His YouTube channel crossed 15 billion views. His Spotify monthly listener numbers hit a career high in late 2025, reportedly reaching 388 million streams in a single month.

The presidential pardon opened new doors. International touring, which had been off-limits for years because of travel restrictions tied to his legal status, is now possible. His team is reportedly exploring global opportunities.

He is 26 years old. He has 13 children. He is married. He has four number one albums. He has more RIAA gold certifications than any rapper in history. He just received a presidential pardon.

Whatever you think about his past, what Kentrell Gaulden has built from the rubble of a childhood in north Baton Rouge is genuinely hard to dismiss.

Also read: MacKenzie Scott

FAQs

1. What is NBA YoungBoy’s real name?

His birth name is Kentrell DeSean Gaulden. NBA stands for Never Broke Again, which is also the name of his record label.

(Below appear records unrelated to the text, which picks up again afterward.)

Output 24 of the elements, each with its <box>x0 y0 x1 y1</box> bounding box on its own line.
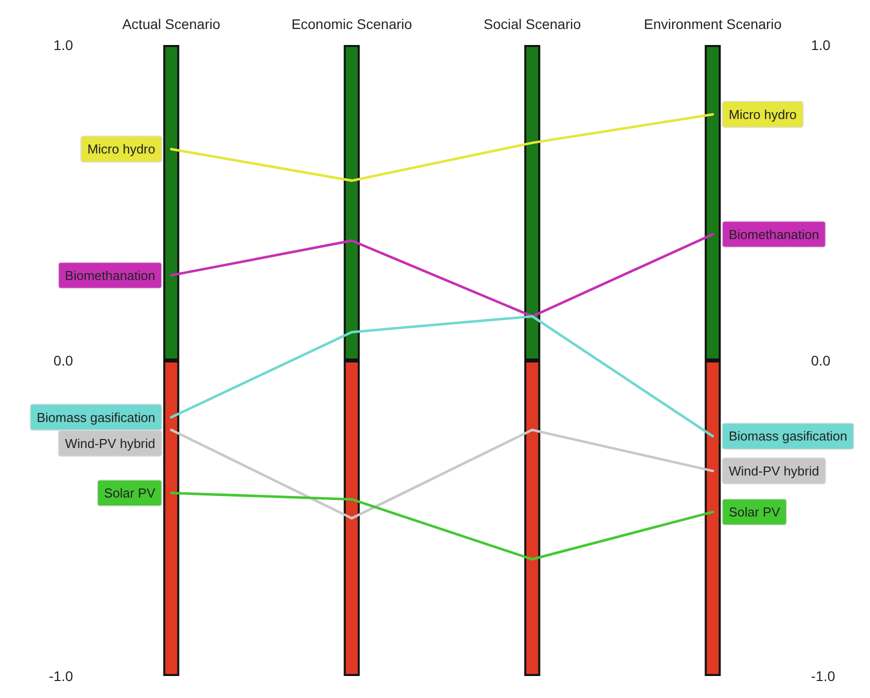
text: Solar PV <box>728 504 780 520</box>
text: Wind-PV hybrid <box>64 436 156 451</box>
y2-tick-label: 1.0 <box>811 37 831 53</box>
y-tick-label: -1.0 <box>48 668 74 684</box>
series-label: Solar PV <box>104 486 156 501</box>
line-series <box>170 492 714 561</box>
y-tick-label: 0.0 <box>54 352 74 368</box>
series-label: Biomass gasification <box>36 410 156 425</box>
text: Micro hydro <box>728 106 797 122</box>
series-label: Biomethanation <box>64 268 156 283</box>
series-label: Micro hydro <box>87 142 156 157</box>
x-tick-label: Actual Scenario <box>122 16 220 32</box>
x-tick-label: Economic Scenario <box>291 16 412 32</box>
text: Biomass gasification <box>728 428 848 444</box>
y-tick-label: 1.0 <box>54 37 74 53</box>
y2-tick-label: -1.0 <box>811 668 836 684</box>
text: Biomethanation <box>728 226 820 242</box>
line-series <box>170 113 714 182</box>
y2-tick-label: 0.0 <box>811 352 831 368</box>
line-series <box>170 315 714 438</box>
line-series <box>170 233 714 318</box>
series-label: Wind-PV hybrid <box>728 463 820 478</box>
x-tick-label: Environment Scenario <box>644 16 782 32</box>
x-tick-label: Social Scenario <box>484 16 582 32</box>
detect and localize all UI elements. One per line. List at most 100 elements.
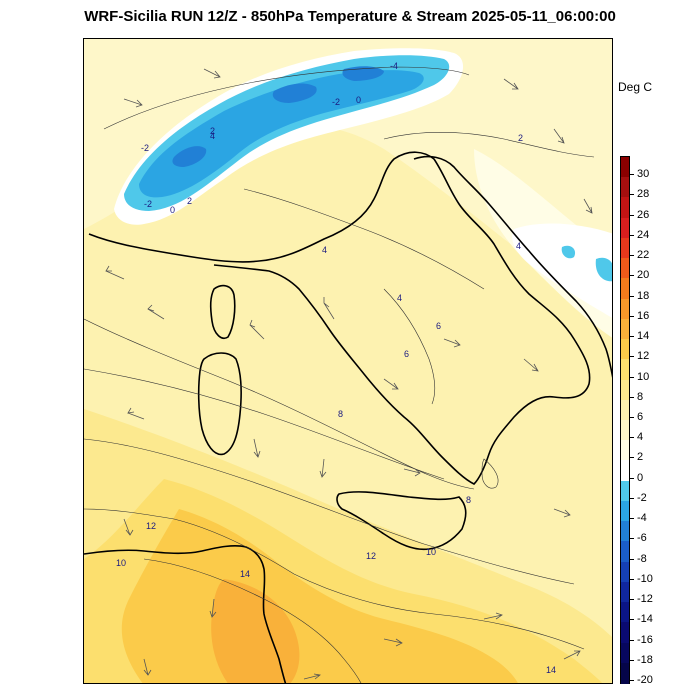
colorbar-segment (621, 521, 629, 543)
colorbar-tick (630, 356, 634, 358)
colorbar-label: 14 (637, 330, 650, 343)
colorbar-label: 24 (637, 228, 650, 241)
contour-line (243, 188, 485, 290)
colorbar-segment (621, 157, 629, 178)
colorbar-tick (630, 578, 634, 580)
wind-arrow (383, 638, 403, 647)
alps-deep-blue-cell-2 (172, 146, 207, 167)
colorbar-label: -2 (637, 491, 647, 504)
contour-line (383, 288, 435, 405)
colorbar-segment (621, 602, 629, 624)
contour-label: 2 (518, 133, 523, 143)
colorbar-label: 30 (637, 168, 650, 181)
wind-arrow (123, 98, 143, 108)
contour-label: 10 (116, 558, 126, 568)
contour-line (84, 508, 585, 650)
colorbar-label: -8 (637, 552, 647, 565)
colorbar-segment (621, 561, 629, 583)
contour-line (481, 458, 499, 489)
contour-line (383, 131, 595, 158)
wind-arrow (123, 518, 134, 536)
colorbar-segment (621, 480, 629, 502)
wind-arrow (323, 297, 335, 320)
coastline-sardinia (197, 352, 242, 456)
colorbar-tick (630, 599, 634, 601)
colorbar-label: 28 (637, 188, 650, 201)
colorbar-segment (621, 581, 629, 603)
contour-label: 4 (210, 131, 215, 141)
colorbar-segment (621, 541, 629, 563)
colorbar-segment (621, 642, 629, 664)
colorbar-segment (621, 197, 629, 219)
colorbar-label: 20 (637, 269, 650, 282)
colorbar-label: 26 (637, 208, 650, 221)
colorbar-tick (630, 659, 634, 661)
contour-label: 12 (146, 521, 156, 531)
wind-arrow (523, 358, 539, 372)
contour-label: -4 (390, 61, 398, 71)
wind-arrow (583, 198, 593, 214)
colorbar-label: 8 (637, 390, 644, 403)
colorbar-segment (621, 399, 629, 421)
colorbar-tick (630, 396, 634, 398)
contour-label: 4 (322, 245, 327, 255)
colorbar-tick (630, 376, 634, 378)
wind-arrow (127, 407, 145, 420)
colorbar-tick (630, 416, 634, 418)
colorbar-label: -10 (637, 572, 653, 585)
colorbar-segment (621, 318, 629, 340)
colorbar-label: -4 (637, 512, 647, 525)
colorbar-label: 6 (637, 410, 644, 423)
colorbar-label: 18 (637, 289, 650, 302)
wind-arrow (303, 673, 321, 680)
colorbar-tick (630, 234, 634, 236)
colorbar-tick (630, 639, 634, 641)
colorbar-tick (630, 255, 634, 257)
colorbar-tick (630, 336, 634, 338)
cold-cyan-east-1 (561, 245, 576, 259)
contour-label: 14 (546, 665, 556, 675)
colorbar-segment (621, 359, 629, 381)
temperature-map: -4 -2 0 -2 0 2 2 4 -2 2 4 4 4 6 6 8 8 10… (84, 39, 612, 683)
wind-arrow (563, 650, 581, 660)
contour-label: 10 (426, 547, 436, 557)
wind-arrow (503, 78, 519, 90)
colorbar (620, 156, 630, 684)
colorbar-label: 16 (637, 309, 650, 322)
colorbar-label: -12 (637, 593, 653, 606)
units-label: Deg C (618, 80, 653, 94)
colorbar-tick (630, 477, 634, 479)
colorbar-tick (630, 194, 634, 196)
warm-band-orange (211, 579, 300, 683)
colorbar-tick (630, 275, 634, 277)
coastline-balkans (413, 155, 612, 378)
colorbar-label: 2 (637, 451, 644, 464)
contour-line (103, 66, 470, 130)
contour-label: 4 (397, 293, 402, 303)
colorbar-tick (630, 437, 634, 439)
colorbar-segment (621, 278, 629, 300)
wind-arrow (143, 658, 152, 676)
contour-label: 6 (436, 321, 441, 331)
colorbar-label: 12 (637, 350, 650, 363)
contour-label: 2 (187, 196, 192, 206)
wind-arrow (203, 68, 221, 79)
colorbar-tick (630, 679, 634, 681)
colorbar-segment (621, 379, 629, 401)
wind-arrow (483, 612, 503, 620)
temperature-contours (84, 66, 595, 683)
wind-arrow (403, 468, 421, 477)
contour-line (84, 438, 575, 585)
contour-label: 8 (466, 495, 471, 505)
chart-title: WRF-Sicilia RUN 12/Z - 850hPa Temperatur… (84, 8, 616, 25)
colorbar-tick (630, 457, 634, 459)
colorbar-tick (630, 558, 634, 560)
colorbar-segment (621, 440, 629, 462)
contour-label: 0 (356, 95, 361, 105)
contour-label: 12 (366, 551, 376, 561)
wind-arrow (443, 338, 461, 348)
colorbar-label: 4 (637, 431, 644, 444)
wind-arrow (249, 319, 265, 340)
colorbar-label: 22 (637, 249, 650, 262)
colorbar-segment (621, 500, 629, 522)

He has gone by YoungBoy Never Broke Again, NBA YoungBoy, YB, and Top at various points in his career.

2. Where was NBA YoungBoy born?

He came into the world on October 20, 1999, in Baton Rouge, Louisiana. He grew up specifically in the northern part of the city, which is known for high poverty and crime rates.

3. How many kids does NBA YoungBoy have?

Estimates as of early 2026 range from 11 to 13 children with multiple women. He has sons and daughters. His children include Kamiri, Kayden, Taylin, Kacey, Kentrell Jr., Armani, Kodi, and Alice, among others.

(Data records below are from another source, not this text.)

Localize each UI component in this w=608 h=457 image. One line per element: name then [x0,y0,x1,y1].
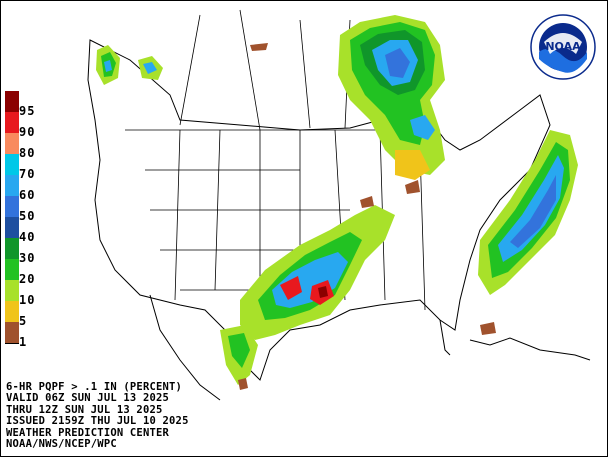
caption-center: WEATHER PREDICTION CENTER [6,426,170,439]
legend-label-80: 80 [19,146,36,160]
pqpf-low-probability [238,43,496,390]
legend-label-95: 95 [19,104,36,118]
political-borders [125,9,426,311]
legend-swatch-70 [5,154,19,175]
legend-swatch-95 [5,91,19,112]
legend-swatch-20 [5,259,19,280]
legend-swatch-10 [5,280,19,301]
pqpf-pacific-nw [96,45,163,85]
caption-product: 6-HR PQPF > .1 IN (PERCENT) [6,381,183,393]
legend-swatch-40 [5,217,19,238]
legend-swatch-30 [5,238,19,259]
legend-swatch-5 [5,301,19,322]
pqpf-atlantic [478,130,578,295]
legend-label-5: 5 [19,314,28,328]
legend-label-40: 40 [19,230,36,244]
legend-label-60: 60 [19,188,36,202]
legend-swatch-90 [5,112,19,133]
legend-label-70: 70 [19,167,36,181]
legend-label-30: 30 [19,251,36,265]
noaa-logo: NOAA [530,14,596,80]
legend-swatch-1 [5,322,19,343]
legend-swatch-0 [5,343,19,365]
legend-swatch-60 [5,175,19,196]
logo-text: NOAA [545,40,581,53]
caption-issued: ISSUED 2159Z THU JUL 10 2025 [6,415,189,428]
legend-swatch-80 [5,133,19,154]
legend-label-90: 90 [19,125,36,139]
caption-agency: NOAA/NWS/NCEP/WPC [6,438,117,451]
pqpf-south-central [220,205,395,385]
legend-label-50: 50 [19,209,36,223]
legend-label-1: 1 [19,335,28,349]
caption-valid-start: VALID 06Z SUN JUL 13 2025 [6,392,170,405]
legend-label-20: 20 [19,272,36,286]
legend-swatch-50 [5,196,19,217]
pqpf-north [338,15,445,180]
caption-valid-end: THRU 12Z SUN JUL 13 2025 [6,403,163,416]
legend-label-10: 10 [19,293,36,307]
map-caption: 6-HR PQPF > .1 IN (PERCENT) VALID 06Z SUN… [6,381,189,451]
probability-legend [5,91,19,365]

4. Is NBA YoungBoy married?

Yes. Reports say he married Jazlyn Mychelle Hayes in a private Utah ceremony in 2023. She has appeared in his music videos and has been with him through his recent legal battles.

5. What is NBA YoungBoy’s net worth?

Estimates vary significantly. Figures range from $6 million at the low end to $20 million according to Celebrity Net Worth. Some sources have speculated much higher numbers. Legal fees and family obligations have likely reduced what his streaming income would otherwise suggest.

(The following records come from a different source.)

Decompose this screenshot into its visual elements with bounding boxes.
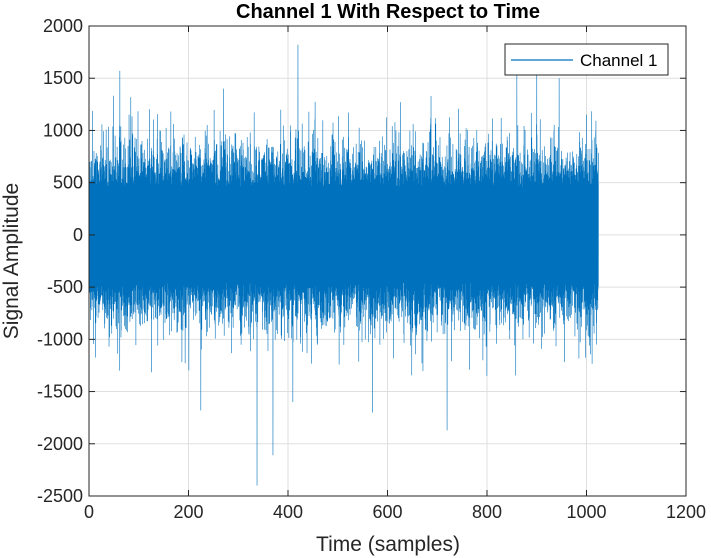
x-tick-label: 600 [372, 502, 402, 522]
y-tick-label: 500 [53, 173, 83, 193]
x-tick-label: 400 [273, 502, 303, 522]
signal-trace [88, 44, 599, 486]
y-tick-label: -1000 [37, 329, 83, 349]
chart-title: Channel 1 With Respect to Time [236, 1, 540, 23]
y-tick-label: 1000 [43, 120, 83, 140]
legend-label-channel-1: Channel 1 [580, 51, 658, 70]
y-axis-label: Signal Amplitude [0, 183, 23, 339]
x-axis-label: Time (samples) [316, 533, 460, 556]
x-tick-labels: 0 200 400 600 800 1000 1200 [84, 502, 706, 522]
x-tick-label: 1200 [666, 502, 706, 522]
y-tick-label: 0 [73, 225, 83, 245]
y-tick-label: -2500 [37, 486, 83, 506]
x-tick-label: 200 [173, 502, 203, 522]
y-tick-label: 1500 [43, 68, 83, 88]
y-tick-label: 2000 [43, 16, 83, 36]
tick-marks [88, 25, 687, 497]
legend: Channel 1 [504, 43, 669, 76]
y-tick-labels: -2500 -2000 -1500 -1000 -500 0 500 1000 1500 2000 [37, 16, 83, 506]
x-tick-label: 800 [472, 502, 502, 522]
y-tick-label: -1500 [37, 382, 83, 402]
y-tick-label: -2000 [37, 434, 83, 454]
y-tick-label: -500 [47, 277, 83, 297]
series-line-channel-1 [88, 44, 599, 486]
x-tick-label: 1000 [566, 502, 606, 522]
x-tick-label: 0 [84, 502, 94, 522]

6. Did NBA YoungBoy really get a presidential pardon?

Yes. President Donald Trump pardoned him in 2025. The pardon resolved his federal gun charges and also restored his ability to travel internationally, which had been restricted during his legal proceedings.

7. How many number one albums has he had?

Four of his albums have debuted at number one on the Billboard 200. He also holds the record as the youngest artist ever to land 100 songs on the Billboard Hot 100.

8. Did NBA YoungBoy drop out of school?

Yes. He left Scotlandville Magnet High School in Baton Rouge after ninth grade. He has never returned to formal education. He received no university or college degree.

9. What happened to his father?

His father was sentenced to 55 years in prison when Kentrell was eight years old. That effectively removed his father from his daily life. His grandmother became his primary caretaker.

10. What is the Never Broke Again label?

It is NBA YoungBoy’s own record label, which he owns and operates. Having his own label means he keeps a larger share of his music revenue than a typical signed artist would. It currently distributes through Motown.

11. What is the MASA tour?

Make America Slime Again is a tour that launched in Dallas in September 2025. It continued through November, hitting dozens of arenas nationwide. The tour promoted his eighth studio album, also titled Make America Slime Again, released in July 2025.

12. What records does NBA YoungBoy hold?

He holds the record for most RIAA gold-certified songs in history, surpassing artists like Ed Sheeran and Ariana Grande. He holds the record as the youngest artist to chart 100 songs on the Billboard Hot 100. The RIAA has also named him the most successful rapper by certified units from 2015 to 2025.